Modern agriculture is now in the age of information technology, and expanding exponentially. Designers of robots and artificial intelligence are gradually changing the roles of humans from gardeners and machinery operators into those of managers of computer-guided farming and marketing.
New knowledge and applications of artificial intelligence are perhaps occurring too rapidly, and raising ethical concerns about possible misuse. Some experts question if artificial intelligence will eventually lead to the elimination of humans as unnecessary.
Like agricultural science, behavioral science emerged as a new discipline about 150 years ago, when behaviors, such as auditory perceptions of sound, were quantified by Sir Francis Galton, one of the first psychologists. He measured how many decibels two sounds needed to vary in order to be judged as different.
Interest in behavioral science spurred the development of statistical analyses. Galton devised correlation as a statistical method of assessing the degree of relationship between repeated measurements of two behaviors.
The statistical technique, analysis of variance, emerged from agricultural science. It was devised to compare the yields of different varieties of crops and different amounts of fertilizer in food plots. The statistical tools created within agricultural and behavioral science were adopted, and advanced, by nearly all the scientific fields.
The original science of behavior, psychology, has broadened to include sociology, behavior genetics, bioinformatics, and many more areas of inquiry and application.
One of the best-known practical applications of psychology is behavioral healthcare, which includes psychotherapy, psychiatry, social work, and any professional field that aims to improve the behavioral well-being of the people served.
A new area of investigation and practice that is impacting agriculture is agricultural behavioral health, which combines behavior science with agriculture. An illustration: Swedish researchers found that the psychological well-being of dairy farmers and workers was positively correlated with the number of required veterinary visits to their dairy operations; when the behavioral well-being of their human caretakers improved, the health of their cows improved, the somatic cell count due to mastitis dropped, and the number of required veterinary visits fell.

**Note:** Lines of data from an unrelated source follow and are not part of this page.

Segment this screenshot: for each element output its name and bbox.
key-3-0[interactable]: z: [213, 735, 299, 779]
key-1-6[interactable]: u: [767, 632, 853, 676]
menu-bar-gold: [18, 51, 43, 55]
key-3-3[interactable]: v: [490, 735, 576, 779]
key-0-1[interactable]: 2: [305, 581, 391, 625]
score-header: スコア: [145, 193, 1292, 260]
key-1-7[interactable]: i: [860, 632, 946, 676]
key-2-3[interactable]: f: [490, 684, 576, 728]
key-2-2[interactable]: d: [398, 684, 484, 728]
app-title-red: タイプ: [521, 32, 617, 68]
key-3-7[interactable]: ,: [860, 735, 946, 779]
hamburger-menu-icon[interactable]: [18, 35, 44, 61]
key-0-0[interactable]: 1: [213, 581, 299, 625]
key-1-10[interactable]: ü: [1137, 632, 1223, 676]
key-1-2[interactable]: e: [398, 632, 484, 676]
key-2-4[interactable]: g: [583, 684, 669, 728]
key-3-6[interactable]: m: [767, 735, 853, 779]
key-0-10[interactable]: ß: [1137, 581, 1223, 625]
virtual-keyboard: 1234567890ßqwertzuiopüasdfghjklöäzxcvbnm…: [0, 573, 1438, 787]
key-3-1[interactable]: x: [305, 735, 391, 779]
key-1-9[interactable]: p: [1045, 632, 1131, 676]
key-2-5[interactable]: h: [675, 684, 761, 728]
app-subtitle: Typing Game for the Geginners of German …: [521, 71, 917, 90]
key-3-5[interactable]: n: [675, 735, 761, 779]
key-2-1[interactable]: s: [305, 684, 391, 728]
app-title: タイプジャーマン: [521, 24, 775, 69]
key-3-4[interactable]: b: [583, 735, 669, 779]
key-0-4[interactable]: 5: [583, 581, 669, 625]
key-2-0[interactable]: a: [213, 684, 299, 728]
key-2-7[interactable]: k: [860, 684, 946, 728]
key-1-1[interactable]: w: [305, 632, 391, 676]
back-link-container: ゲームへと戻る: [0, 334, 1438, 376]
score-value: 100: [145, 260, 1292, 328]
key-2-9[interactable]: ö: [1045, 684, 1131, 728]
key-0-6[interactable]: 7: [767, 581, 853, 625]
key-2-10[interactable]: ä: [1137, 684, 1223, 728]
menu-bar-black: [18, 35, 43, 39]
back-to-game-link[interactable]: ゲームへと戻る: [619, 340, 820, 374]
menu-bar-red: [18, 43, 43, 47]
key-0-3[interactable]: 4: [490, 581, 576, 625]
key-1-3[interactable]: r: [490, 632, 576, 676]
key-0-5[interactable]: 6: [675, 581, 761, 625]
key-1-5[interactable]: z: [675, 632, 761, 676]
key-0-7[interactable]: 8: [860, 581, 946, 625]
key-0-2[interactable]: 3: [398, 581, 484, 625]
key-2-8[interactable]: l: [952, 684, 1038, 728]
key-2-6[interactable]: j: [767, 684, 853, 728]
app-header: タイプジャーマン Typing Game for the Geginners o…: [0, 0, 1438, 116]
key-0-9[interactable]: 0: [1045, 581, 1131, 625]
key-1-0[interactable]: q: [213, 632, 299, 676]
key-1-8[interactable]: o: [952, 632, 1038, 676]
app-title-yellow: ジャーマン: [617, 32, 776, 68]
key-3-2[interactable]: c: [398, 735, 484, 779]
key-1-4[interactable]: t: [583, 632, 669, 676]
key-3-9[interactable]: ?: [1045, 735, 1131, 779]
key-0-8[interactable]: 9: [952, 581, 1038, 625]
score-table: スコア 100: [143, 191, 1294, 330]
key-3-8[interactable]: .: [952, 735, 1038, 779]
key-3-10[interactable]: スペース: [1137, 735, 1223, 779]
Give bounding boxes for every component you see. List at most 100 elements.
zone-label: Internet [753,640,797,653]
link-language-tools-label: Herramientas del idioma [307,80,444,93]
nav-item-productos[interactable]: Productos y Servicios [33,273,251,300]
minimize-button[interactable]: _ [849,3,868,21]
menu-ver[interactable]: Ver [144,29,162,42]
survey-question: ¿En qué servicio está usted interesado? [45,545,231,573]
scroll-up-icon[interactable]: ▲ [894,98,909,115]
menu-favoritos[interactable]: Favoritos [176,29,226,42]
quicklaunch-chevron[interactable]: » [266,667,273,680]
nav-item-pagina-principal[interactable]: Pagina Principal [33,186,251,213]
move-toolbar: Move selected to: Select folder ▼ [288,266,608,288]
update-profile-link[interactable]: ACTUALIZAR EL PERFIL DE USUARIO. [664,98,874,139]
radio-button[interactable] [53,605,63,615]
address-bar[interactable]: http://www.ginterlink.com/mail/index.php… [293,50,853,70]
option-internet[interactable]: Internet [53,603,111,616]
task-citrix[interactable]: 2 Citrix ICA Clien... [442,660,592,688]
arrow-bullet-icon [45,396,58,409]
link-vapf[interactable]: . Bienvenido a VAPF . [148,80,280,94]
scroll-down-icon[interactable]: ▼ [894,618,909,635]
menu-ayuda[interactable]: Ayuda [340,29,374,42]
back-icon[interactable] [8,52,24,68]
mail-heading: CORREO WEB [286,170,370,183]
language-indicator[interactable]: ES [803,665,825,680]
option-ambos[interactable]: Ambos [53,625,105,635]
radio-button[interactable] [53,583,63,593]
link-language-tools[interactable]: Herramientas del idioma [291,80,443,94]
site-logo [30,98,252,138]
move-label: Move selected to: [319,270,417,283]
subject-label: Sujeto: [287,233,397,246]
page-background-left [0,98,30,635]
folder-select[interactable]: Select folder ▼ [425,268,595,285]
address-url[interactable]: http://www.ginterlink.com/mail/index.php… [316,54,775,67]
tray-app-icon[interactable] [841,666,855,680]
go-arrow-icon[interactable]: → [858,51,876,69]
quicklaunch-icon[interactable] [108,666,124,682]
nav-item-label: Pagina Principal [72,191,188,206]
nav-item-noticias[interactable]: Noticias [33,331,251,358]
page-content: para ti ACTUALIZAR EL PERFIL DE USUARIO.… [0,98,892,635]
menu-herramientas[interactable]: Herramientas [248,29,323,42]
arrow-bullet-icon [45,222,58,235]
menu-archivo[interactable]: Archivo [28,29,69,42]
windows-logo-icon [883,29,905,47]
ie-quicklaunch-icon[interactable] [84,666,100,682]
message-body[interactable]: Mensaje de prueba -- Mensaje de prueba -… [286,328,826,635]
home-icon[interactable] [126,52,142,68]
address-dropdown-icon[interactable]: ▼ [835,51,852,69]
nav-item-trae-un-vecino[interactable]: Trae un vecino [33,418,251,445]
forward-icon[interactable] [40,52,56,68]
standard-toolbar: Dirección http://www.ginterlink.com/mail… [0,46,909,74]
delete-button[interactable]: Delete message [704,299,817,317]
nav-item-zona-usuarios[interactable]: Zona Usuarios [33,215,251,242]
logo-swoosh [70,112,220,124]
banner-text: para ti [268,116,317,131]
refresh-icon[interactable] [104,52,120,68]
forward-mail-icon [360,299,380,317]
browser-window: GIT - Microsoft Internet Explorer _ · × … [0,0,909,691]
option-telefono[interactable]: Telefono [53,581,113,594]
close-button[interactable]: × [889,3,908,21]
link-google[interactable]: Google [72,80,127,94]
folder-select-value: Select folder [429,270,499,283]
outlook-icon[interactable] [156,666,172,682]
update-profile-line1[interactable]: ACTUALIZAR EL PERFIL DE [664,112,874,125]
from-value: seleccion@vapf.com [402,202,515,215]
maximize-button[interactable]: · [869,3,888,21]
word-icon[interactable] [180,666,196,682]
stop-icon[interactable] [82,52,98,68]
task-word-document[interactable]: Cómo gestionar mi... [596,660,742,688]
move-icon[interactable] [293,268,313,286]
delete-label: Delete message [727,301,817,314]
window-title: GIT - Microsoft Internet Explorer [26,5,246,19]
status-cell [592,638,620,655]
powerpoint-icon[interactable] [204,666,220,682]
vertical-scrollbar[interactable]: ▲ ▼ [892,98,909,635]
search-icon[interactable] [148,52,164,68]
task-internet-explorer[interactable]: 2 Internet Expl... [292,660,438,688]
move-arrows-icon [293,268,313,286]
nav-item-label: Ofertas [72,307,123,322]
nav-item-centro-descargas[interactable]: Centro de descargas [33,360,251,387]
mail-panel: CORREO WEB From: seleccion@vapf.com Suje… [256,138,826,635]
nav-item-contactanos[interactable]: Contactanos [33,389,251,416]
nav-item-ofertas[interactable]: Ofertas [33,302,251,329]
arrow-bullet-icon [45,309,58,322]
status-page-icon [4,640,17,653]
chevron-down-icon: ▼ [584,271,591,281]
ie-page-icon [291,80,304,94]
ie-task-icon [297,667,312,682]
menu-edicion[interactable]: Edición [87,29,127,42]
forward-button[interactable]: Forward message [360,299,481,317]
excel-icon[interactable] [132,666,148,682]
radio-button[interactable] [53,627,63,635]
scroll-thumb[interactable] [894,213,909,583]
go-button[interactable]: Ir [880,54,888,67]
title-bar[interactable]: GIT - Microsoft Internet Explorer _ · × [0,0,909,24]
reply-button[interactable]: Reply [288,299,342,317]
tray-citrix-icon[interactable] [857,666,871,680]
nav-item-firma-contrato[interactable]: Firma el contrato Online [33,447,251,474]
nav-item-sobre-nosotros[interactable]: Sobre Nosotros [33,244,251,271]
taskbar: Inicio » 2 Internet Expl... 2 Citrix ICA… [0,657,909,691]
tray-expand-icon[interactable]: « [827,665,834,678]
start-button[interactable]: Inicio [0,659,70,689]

Agricultural behavioral health helps farmers manage their behavior to optimize decision-making and profitability. Behavior is one of the few factors that affect the outcome of farming over which farmers have considerable control.
Learning to recognize and manage their own stress, as well as to assist distressed family members and employees, are teachable skills that trained professionals in agricultural behavioral health can provide.
Currently in the U.S., research has identified several best practices that assist distressed farmers, and which are being implemented though the Farm and Ranch Stress Assistance Network (FRSAN), which is part of the current Farm Bill.  Research and application of best FRSAN practices continues at four university centers, and in occupational health, public health and related fields.
Agricultural behavioral health, like public and occupational health, is here to stay.  Likely, agricultural behavioral health will become integrated into high school, college, and university agriculture curricula, and in business, healthcare of humans and animals, crop sciences and many more fields.
The future holds much promise for the integration of behavioral health and agriculture. A sustainable Earth will depend on it.